Conducting a win/loss analysis always leads to actionable insights that can increase your sales conversion ratio. What would the cost/benefit be to your organization if you increased conversions, and subsequently sales revenues, by 10 percent? My experience is that the benefit far exceeds the cost.

Most companies don’t conduct this easy and eye-opening analysis. And the ones that do are usually motivated by an increase in customer attrition or a decrease in sales conversion. But you don’t need to wait for sales or wins to wane before conducting a win/loss analysis.

When I talk with owners and managers who haven’t done a win/loss analysis, their typical response to the question, “why not?” is, “I already know what our customers would say.”

I then share my favorite quote by William McComb, the former chairman of Johnson &Johnson: “We slip from our obligation to know what consumers are thinking… into believing we can think for them and understand their actions.”

There is no good argument for not doing a win/loss analysis on a regular basis. Properly done, a win/loss analysis (and acting on the results) can improve your product and service mix, inform innovation and product development, increase your competitive advantage, improve customer acquisition and retention, as well as boost your revenues and profits.

A win/loss analysis involves gathering and reviewing both quantitative and qualitative data. The quantitative data is easy — divide your number of won business opportunities by the total number of qualified leads; the remainder is your sales conversion ratio (percentage). Establish a baseline and take action to improve your ratio. How? By gathering and acting on qualitative data.

The wrong way to do a win/loss analysis is to ask your sales reps why they won or lost the business… there is no objectivity in this approach. The right way is to ask your customers and lost leads. Customer interviews should be conducted by a third party. If you need to do interviews internally (to save money), make sure the person doing the phone interviews does not have a sales or customer-facing role in your organization.

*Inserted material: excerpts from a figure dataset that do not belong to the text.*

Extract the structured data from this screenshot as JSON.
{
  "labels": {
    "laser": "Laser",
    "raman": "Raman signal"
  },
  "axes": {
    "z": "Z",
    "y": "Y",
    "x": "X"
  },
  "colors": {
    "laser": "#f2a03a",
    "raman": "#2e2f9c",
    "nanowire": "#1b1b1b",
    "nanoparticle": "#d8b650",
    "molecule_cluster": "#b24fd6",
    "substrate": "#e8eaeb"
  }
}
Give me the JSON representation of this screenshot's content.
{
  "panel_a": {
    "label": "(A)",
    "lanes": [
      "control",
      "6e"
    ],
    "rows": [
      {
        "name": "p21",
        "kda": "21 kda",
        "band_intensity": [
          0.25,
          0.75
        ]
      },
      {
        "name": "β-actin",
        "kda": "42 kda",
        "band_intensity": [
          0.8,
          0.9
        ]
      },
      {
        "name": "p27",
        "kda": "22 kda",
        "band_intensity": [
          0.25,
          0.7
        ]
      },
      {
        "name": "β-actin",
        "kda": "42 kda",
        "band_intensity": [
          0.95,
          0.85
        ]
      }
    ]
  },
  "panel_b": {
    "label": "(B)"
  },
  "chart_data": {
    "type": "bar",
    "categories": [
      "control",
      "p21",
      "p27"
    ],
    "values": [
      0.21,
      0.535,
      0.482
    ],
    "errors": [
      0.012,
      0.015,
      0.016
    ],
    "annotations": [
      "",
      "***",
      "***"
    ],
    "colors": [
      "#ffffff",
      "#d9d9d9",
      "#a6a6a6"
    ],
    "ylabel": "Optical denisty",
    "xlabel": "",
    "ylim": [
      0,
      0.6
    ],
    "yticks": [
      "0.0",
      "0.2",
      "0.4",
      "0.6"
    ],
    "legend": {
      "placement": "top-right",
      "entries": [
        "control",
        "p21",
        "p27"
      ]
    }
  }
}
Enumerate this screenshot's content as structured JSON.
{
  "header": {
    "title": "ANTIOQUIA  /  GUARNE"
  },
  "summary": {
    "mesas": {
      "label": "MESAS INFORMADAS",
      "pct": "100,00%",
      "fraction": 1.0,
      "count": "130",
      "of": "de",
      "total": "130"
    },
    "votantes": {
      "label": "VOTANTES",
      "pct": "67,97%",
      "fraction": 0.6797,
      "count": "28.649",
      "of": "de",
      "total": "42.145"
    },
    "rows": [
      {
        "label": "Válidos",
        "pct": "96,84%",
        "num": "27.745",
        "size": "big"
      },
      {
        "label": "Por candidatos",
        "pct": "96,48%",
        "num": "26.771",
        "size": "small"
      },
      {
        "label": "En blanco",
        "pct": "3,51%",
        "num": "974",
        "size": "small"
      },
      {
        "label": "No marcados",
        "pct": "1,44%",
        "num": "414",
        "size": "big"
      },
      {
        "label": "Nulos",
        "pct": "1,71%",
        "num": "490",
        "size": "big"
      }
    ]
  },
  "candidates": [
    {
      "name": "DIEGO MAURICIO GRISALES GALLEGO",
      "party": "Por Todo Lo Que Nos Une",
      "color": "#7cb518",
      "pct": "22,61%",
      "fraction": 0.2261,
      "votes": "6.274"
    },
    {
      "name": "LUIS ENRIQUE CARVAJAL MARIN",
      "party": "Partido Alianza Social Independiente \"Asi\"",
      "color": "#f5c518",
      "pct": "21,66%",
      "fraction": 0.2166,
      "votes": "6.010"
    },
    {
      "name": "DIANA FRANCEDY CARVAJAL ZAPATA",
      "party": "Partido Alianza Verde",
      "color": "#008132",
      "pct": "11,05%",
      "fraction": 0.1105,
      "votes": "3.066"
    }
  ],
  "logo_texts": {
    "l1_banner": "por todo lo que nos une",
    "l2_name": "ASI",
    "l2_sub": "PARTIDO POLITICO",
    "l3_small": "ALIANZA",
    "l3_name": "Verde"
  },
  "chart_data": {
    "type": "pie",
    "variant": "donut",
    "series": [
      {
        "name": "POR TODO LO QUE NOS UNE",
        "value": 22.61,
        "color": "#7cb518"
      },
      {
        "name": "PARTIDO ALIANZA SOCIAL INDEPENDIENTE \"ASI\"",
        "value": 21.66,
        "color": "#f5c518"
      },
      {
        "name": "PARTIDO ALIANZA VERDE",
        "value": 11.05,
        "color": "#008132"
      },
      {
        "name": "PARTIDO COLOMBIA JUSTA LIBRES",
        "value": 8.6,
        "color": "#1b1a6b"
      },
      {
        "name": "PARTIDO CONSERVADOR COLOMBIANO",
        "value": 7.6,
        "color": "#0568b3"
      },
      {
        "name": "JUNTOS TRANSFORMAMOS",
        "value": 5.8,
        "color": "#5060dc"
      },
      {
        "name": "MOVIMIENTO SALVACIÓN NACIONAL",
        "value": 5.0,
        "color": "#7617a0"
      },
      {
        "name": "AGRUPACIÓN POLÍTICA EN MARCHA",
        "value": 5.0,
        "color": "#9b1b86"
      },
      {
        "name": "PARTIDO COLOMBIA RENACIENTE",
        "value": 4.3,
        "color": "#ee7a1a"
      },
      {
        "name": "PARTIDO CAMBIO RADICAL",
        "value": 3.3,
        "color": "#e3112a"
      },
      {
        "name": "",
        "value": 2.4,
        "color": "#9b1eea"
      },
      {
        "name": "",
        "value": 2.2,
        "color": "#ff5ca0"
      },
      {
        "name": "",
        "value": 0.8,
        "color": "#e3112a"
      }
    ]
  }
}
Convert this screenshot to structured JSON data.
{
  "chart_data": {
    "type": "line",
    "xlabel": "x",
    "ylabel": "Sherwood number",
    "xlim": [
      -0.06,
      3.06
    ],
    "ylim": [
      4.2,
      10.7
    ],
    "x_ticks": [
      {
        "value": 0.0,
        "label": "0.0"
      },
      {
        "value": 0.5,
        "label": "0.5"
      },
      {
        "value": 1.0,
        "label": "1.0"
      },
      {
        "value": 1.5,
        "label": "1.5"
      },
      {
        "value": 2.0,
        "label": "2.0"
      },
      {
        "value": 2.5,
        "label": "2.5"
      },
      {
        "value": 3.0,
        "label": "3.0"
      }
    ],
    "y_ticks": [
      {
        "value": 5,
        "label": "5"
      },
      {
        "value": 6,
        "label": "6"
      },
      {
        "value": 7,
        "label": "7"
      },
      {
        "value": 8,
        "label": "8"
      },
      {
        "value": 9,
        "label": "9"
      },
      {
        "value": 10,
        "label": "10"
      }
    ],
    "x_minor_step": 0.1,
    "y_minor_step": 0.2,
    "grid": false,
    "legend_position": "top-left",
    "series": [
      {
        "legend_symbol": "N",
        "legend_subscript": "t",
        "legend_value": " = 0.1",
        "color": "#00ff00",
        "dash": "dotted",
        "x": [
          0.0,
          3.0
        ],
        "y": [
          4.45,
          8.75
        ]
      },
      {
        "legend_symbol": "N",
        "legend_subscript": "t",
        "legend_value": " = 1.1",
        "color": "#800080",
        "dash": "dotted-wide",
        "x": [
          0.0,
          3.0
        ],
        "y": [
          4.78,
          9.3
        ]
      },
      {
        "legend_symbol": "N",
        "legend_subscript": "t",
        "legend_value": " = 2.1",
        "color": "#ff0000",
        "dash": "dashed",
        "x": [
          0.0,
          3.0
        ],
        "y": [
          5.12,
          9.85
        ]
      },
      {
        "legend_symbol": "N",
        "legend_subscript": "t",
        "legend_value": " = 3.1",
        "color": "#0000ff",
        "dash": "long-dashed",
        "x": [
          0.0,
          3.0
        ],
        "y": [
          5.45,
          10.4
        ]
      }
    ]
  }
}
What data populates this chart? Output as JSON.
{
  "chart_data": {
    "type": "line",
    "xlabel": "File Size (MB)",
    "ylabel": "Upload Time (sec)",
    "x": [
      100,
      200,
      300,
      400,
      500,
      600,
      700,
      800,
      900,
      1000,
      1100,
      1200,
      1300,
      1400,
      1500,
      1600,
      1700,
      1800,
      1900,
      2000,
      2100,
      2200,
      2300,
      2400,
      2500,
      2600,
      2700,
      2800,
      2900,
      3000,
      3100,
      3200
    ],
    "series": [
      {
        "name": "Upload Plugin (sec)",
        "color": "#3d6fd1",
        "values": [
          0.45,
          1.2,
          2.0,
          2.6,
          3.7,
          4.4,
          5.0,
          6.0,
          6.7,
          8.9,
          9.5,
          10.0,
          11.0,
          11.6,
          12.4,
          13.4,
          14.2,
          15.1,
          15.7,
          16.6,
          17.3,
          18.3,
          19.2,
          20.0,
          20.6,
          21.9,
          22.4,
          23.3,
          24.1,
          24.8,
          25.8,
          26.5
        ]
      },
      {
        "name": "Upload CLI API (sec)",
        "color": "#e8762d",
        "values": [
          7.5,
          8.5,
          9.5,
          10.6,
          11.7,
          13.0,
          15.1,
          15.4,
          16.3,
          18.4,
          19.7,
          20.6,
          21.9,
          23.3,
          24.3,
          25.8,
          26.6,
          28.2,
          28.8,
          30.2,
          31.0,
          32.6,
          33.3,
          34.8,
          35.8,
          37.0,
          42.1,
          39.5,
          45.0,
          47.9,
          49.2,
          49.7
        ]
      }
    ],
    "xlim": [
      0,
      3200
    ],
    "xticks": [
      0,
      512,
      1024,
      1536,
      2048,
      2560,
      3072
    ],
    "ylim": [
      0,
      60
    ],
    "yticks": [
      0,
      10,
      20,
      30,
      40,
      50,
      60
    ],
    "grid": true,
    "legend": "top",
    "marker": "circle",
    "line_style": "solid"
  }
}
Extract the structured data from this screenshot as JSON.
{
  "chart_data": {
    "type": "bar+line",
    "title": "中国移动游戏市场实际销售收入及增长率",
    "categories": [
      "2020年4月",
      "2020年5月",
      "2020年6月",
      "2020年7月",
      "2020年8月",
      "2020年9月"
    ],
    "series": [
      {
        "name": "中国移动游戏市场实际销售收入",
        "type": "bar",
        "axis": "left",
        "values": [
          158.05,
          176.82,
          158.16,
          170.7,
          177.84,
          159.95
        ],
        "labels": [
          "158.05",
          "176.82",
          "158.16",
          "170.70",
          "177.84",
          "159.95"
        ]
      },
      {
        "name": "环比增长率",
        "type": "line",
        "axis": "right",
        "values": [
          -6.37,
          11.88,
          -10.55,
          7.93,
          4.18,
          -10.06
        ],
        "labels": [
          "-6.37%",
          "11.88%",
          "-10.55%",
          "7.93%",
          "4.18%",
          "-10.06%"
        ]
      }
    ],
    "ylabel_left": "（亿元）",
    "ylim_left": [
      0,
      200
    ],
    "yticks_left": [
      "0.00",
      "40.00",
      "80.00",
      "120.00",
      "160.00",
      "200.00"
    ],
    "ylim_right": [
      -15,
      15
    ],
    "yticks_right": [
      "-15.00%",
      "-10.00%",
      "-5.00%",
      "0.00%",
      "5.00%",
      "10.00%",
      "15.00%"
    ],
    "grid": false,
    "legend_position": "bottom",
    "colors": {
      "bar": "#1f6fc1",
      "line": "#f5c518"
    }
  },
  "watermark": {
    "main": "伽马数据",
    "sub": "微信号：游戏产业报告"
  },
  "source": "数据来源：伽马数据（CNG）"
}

What type of questions should you ask? Why did we win (or loss) the business; which competitor did we win/lose the business from/to; what is our key competitive strength; what is a key competitive weakness; what is your primary deciding factor; how can we improve our product or service; and how can we improve our sales process. You will customize questions based on your business situation and sales process.

It is important to set up these win/loss interviews soon after the business was won or lost. After completing an interview, whether you won or lost the business, always mail a thank you card to the respondent. This should not include any sales language or offers, only a sincere thank you.

Another significant benefit it that, with the data, you can better align your sales and marketing departments/functions.

Don’t fall into the trap of assuming you know what your customers and prospects would say; the risks of not conducting a win/loss analysis are high, and the rewards for doing so are even higher.

In summary, conducting a win/loss analysis has both top and bottom line benefits to your organization.

Establish your baseline sales conversion ratio, and then interview customers and lost prospects soon after you won or lost their business.

Then analyze and act on the data to optimize your people, performance, process and products.